Miodrag Kojadinović

Miodrag Kojadinović

Miodrag Kojadinović has undergraduate degrees from Serbia and Canada, postgraduate ones from Serbia, Holland, the US, and Hungary, and has worked at universities/colleges in Norway, Mainland China, Serbia, and Macau.

His writing in a wide range of genres has been published in nine languages in Canada, Serbia, the US, France, Russia, England, Holland, Spain, Slovenia, India, Scotland, Macau, Mainland China, Croatia, Australia, Germany, and Montenegro.

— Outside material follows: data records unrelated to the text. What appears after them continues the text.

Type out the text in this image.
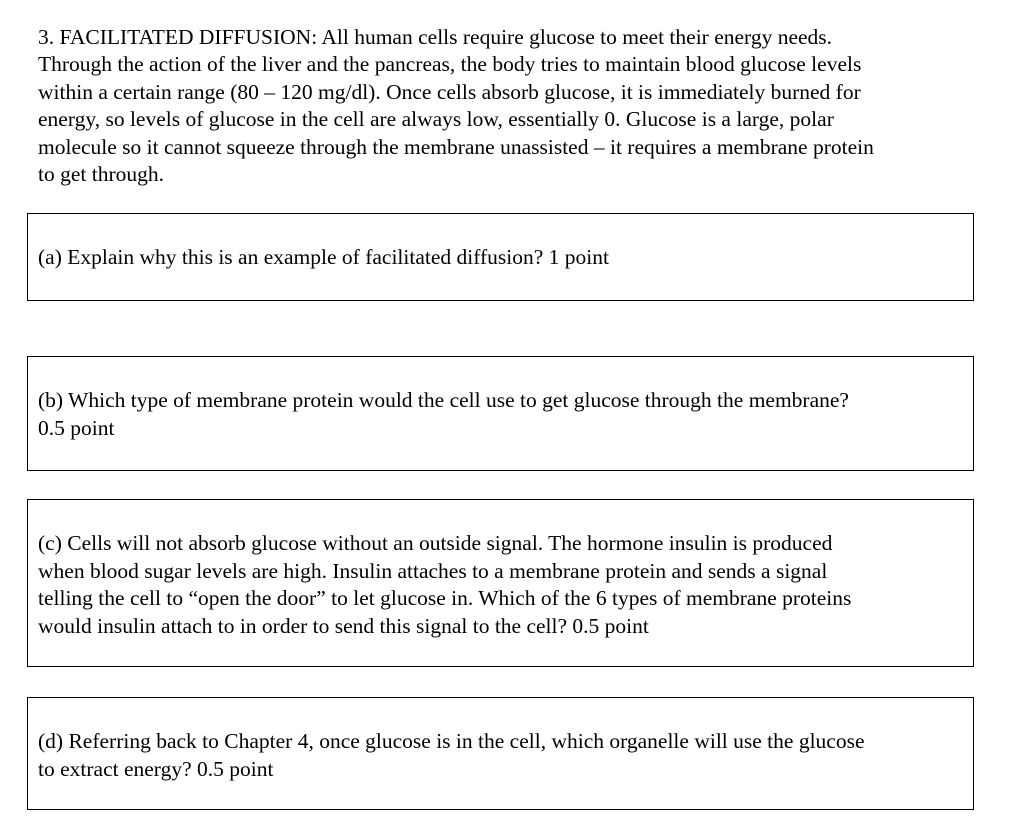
3. FACILITATED DIFFUSION: All human cells require glucose to meet their energy needs.
Through the action of the liver and the pancreas, the body tries to maintain blood glucose levels
within a certain range (80 – 120 mg/dl). Once cells absorb glucose, it is immediately burned for
energy, so levels of glucose in the cell are always low, essentially 0. Glucose is a large, polar
molecule so it cannot squeeze through the membrane unassisted – it requires a membrane protein
to get through.

(a) Explain why this is an example of facilitated diffusion? 1 point

(b) Which type of membrane protein would the cell use to get glucose through the membrane?
0.5 point

(c) Cells will not absorb glucose without an outside signal. The hormone insulin is produced
when blood sugar levels are high. Insulin attaches to a membrane protein and sends a signal
telling the cell to “open the door” to let glucose in. Which of the 6 types of membrane proteins
would insulin attach to in order to send this signal to the cell? 0.5 point

(d) Referring back to Chapter 4, once glucose is in the cell, which organelle will use the glucose
to extract energy? 0.5 point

He has also edited two books, translated five, exhibited photos in galleries and had them published in journals and online, and appeared in three documentaries (of which one about himself as a globetrotter, seeking a place under the Sun).

 
Sticks & Stones May (Day) or May Not

It is Sunday afternoon
and the balcony door is, of course, ajar
muffled children’s voices waft in by the lace curtains
the air is salty and warm
a gull screeches beyond the Moorish jalousie
in the deep and quiet blue,

around the young man’s ankle
the plaster mould is heavy
in tall flamingo pink glasses
at the table on a small square
ice cubes quickly melt
into an emerald greenness
of the lime juice,

in the room across the street
the radio plays a romantic tune
a woman in a little black dress walks in
sketching her route with an ebony cigarette-holder
wavy ringlets rise to the ceiling,

in the olive grove
behind the chapel on the hill
a sailor and a town youth lie
in the yellowish grass
oh, so tender and lustful an embrace
cicadas wings rustle in the still air;

I am this late August early afternoon
in Athens, Saõ Cristobal, Casablanca
in Haifa, Torremolinos, Genoa
in Alexandria and the Bay of Cattaro
in a room overlooking the port
in the nineteen-seventies,

while you step out of the shadow
into a clearing in the jungle
your shiny teenage muscle
tightly squeezes the napalm thrower
your shiny boot a hammer
to crush the depravity of weakness
your heart a frightened pigeon
your mind a tiger’s roar
KILL
OR BE KILLED!

Never did we speak the same tongue
I was always your enemy
the lazy delight
a doorstep to perversity
weakness of a refined
yet simple joy,

it was only just you killed me that day
it was so boyishly noble of you
you did it for America and the God Save!
for Rule Britannia
and the Brotherhood and Unity of Workers and Peasants,

you were so disarmingly cute and sexy
(if I may observe)
that I almost fell in love
with you
mirror of the body I dreamt for myself
the perpetrator
and also the real victim.

Welcome back.

Published in Front magazine of the Western Front Artist Lodge (Vancouver) in the January/February 1996 issue and in Serbian translation (by the author) in Kulturtreger biannual journal (Belgrade, May 1998). Reprinted in Assaracus #10 anthology series (Sibling Rivalry Press), Spring 2013

 
Now the beautiful boys …

Now the beautiful boys are no longer. A man
in a plastic orange cloak has piled empty
soft drink cans on a black sheet. Sand whirls,
carried on the wind’s wings.
The grey of the sea dissipates in the mist,
a ketchup-stain-like sun is low on the horizon.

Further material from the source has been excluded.